Energy & Environment

How Green is Your State?

Eco Watch: “What states are moving ahead on clean energy and what states are lagging behind? A new interactive map released by Earthjustice lets you see at a glance.”

“The map is part of an Earthjustice report Coming Clean: The State of U.S. Renewable Energy. It lets you locate your state alphabetically by name or find the states that fall in each category: ‘Spotlighting Green,’ ‘Too Close to Call,’ and ‘Lagging Behind.’”

“The report also provides more detailed information on each state including its top three energy sources, its own renewable goal and how close it is to meeting the EPA goal, whether its goal is voluntary or mandatory, and where a state is excelling and where it needs to do more work as far as its current policies on renewable energy.”

“Among the standouts whose own renewable energy goals for 2030 exceed the EPA’s are California, Colorado, Connecticut, Hawaii, Massachusetts, Minnesota, New York and Oregon.”

“At the other end of the spectrum are heavily coal-dependent states that have formulated no emissions-reduction goals—including Kentucky, Nebraska and Wyoming.”

D.O.E. Loan Program That Funded Solyndra ‘Flop’ Will Earn $5 Billion

Bloomberg: “The U.S. government expects to earn $5 billion to $6 billion from the renewable-energy loan program that funded flops including Solyndra LLC, supporting President Barack Obama’s decision to back low-carbon technologies.”

“The results contradict the widely held view that the U.S. has wasted taxpayer money funding failures including Solyndra, which closed its doors in 2011 after receiving $528 million in government backing. That adds to Obama’s credibility as he seeks to make climate change a bigger priority after announcing a historic emissions deal with China.”

“A $5 billion return to taxpayers exceeds the returns from many venture capital and private equity investments in clean energy, said Michael Morosi, an analyst at Jetstream Capital LLC, which invests in renewable energy.”

“’People make a big deal about Solyndra and everything, but there’s a lot of VC capital that got torched right alongside the DOE capital,’ Morosi said. ‘A positive return over 20 years in cleantech? That’s not a bad outcome.’”

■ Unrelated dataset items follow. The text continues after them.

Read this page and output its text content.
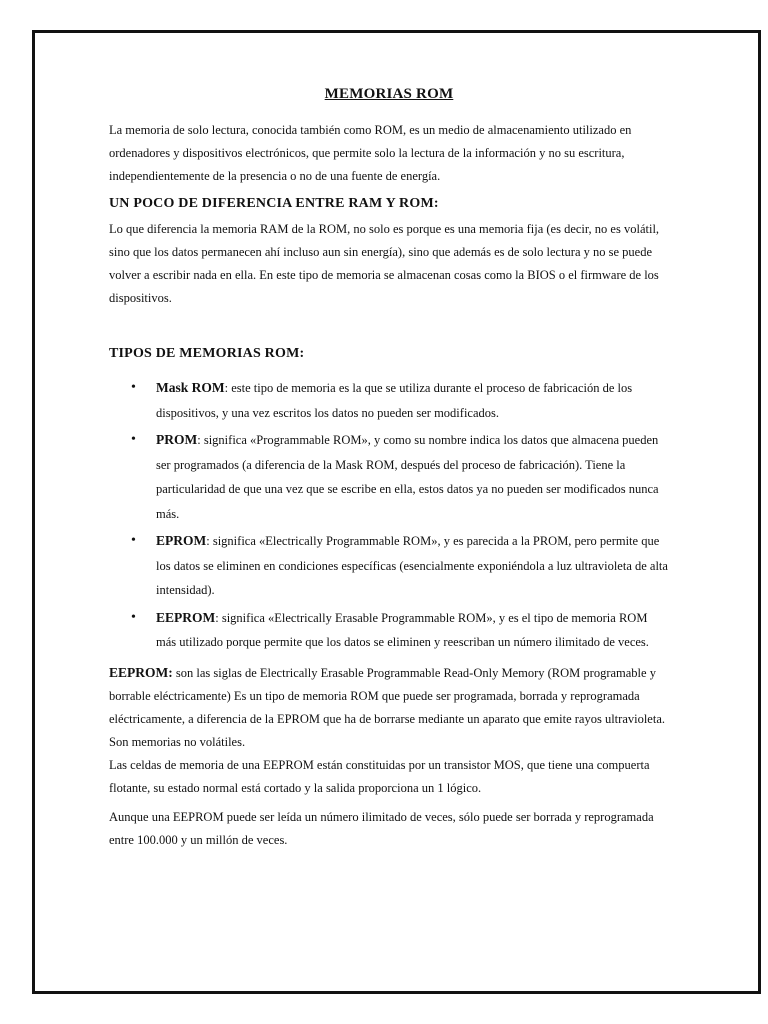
MEMORIAS ROM

La memoria de solo lectura, conocida también como ROM, es un medio de almacenamiento utilizado en ordenadores y dispositivos electrónicos, que permite solo la lectura de la información y no su escritura, independientemente de la presencia o no de una fuente de energía.

UN POCO DE DIFERENCIA ENTRE RAM Y ROM:

Lo que diferencia la memoria RAM de la ROM, no solo es porque es una memoria fija (es decir, no es volátil, sino que los datos permanecen ahí incluso aun sin energía), sino que además es de solo lectura y no se puede volver a escribir nada en ella. En este tipo de memoria se almacenan cosas como la BIOS o el firmware de los dispositivos.

TIPOS DE MEMORIAS ROM:
• Mask ROM: este tipo de memoria es la que se utiliza durante el proceso de fabricación de los dispositivos, y una vez escritos los datos no pueden ser modificados.
• PROM: significa «Programmable ROM», y como su nombre indica los datos que almacena pueden ser programados (a diferencia de la Mask ROM, después del proceso de fabricación). Tiene la particularidad de que una vez que se escribe en ella, estos datos ya no pueden ser modificados nunca más.
• EPROM: significa «Electrically Programmable ROM», y es parecida a la PROM, pero permite que los datos se eliminen en condiciones específicas (esencialmente exponiéndola a luz ultravioleta de alta intensidad).
• EEPROM: significa «Electrically Erasable Programmable ROM», y es el tipo de memoria ROM más utilizado porque permite que los datos se eliminen y reescriban un número ilimitado de veces.

EEPROM: son las siglas de Electrically Erasable Programmable Read-Only Memory (ROM programable y borrable eléctricamente) Es un tipo de memoria ROM que puede ser programada, borrada y reprogramada eléctricamente, a diferencia de la EPROM que ha de borrarse mediante un aparato que emite rayos ultravioleta. Son memorias no volátiles.

Las celdas de memoria de una EEPROM están constituidas por un transistor MOS, que tiene una compuerta flotante, su estado normal está cortado y la salida proporciona un 1 lógico.

Aunque una EEPROM puede ser leída un número ilimitado de veces, sólo puede ser borrada y reprogramada entre 100.000 y un millón de veces.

Fewer Support Fracking and Keystone XL Pipeline

A new Pew Research survey finds American enthusiasm for fracking and the Keystone XL pipeline is waning.

National Journal: “Keystone XL, which would bring crude from Canadian oil sands to Gulf Coast refineries, still enjoys majority favor, with 59 percent of respondents telling Pew they support its construction. But that’s a drop from Pew’s survey in March of 2013—when 66 percent of Americans said they wanted to see the pipeline built.”

“The partisan split over the pipeline has also intensified. Just 43 percent of Democrats currently favor construction, compared with a 54 percent majority in 2013. Among Republicans, 83 percent now support Keystone XL, a poll result that is nearly identical to the 2013 survey.”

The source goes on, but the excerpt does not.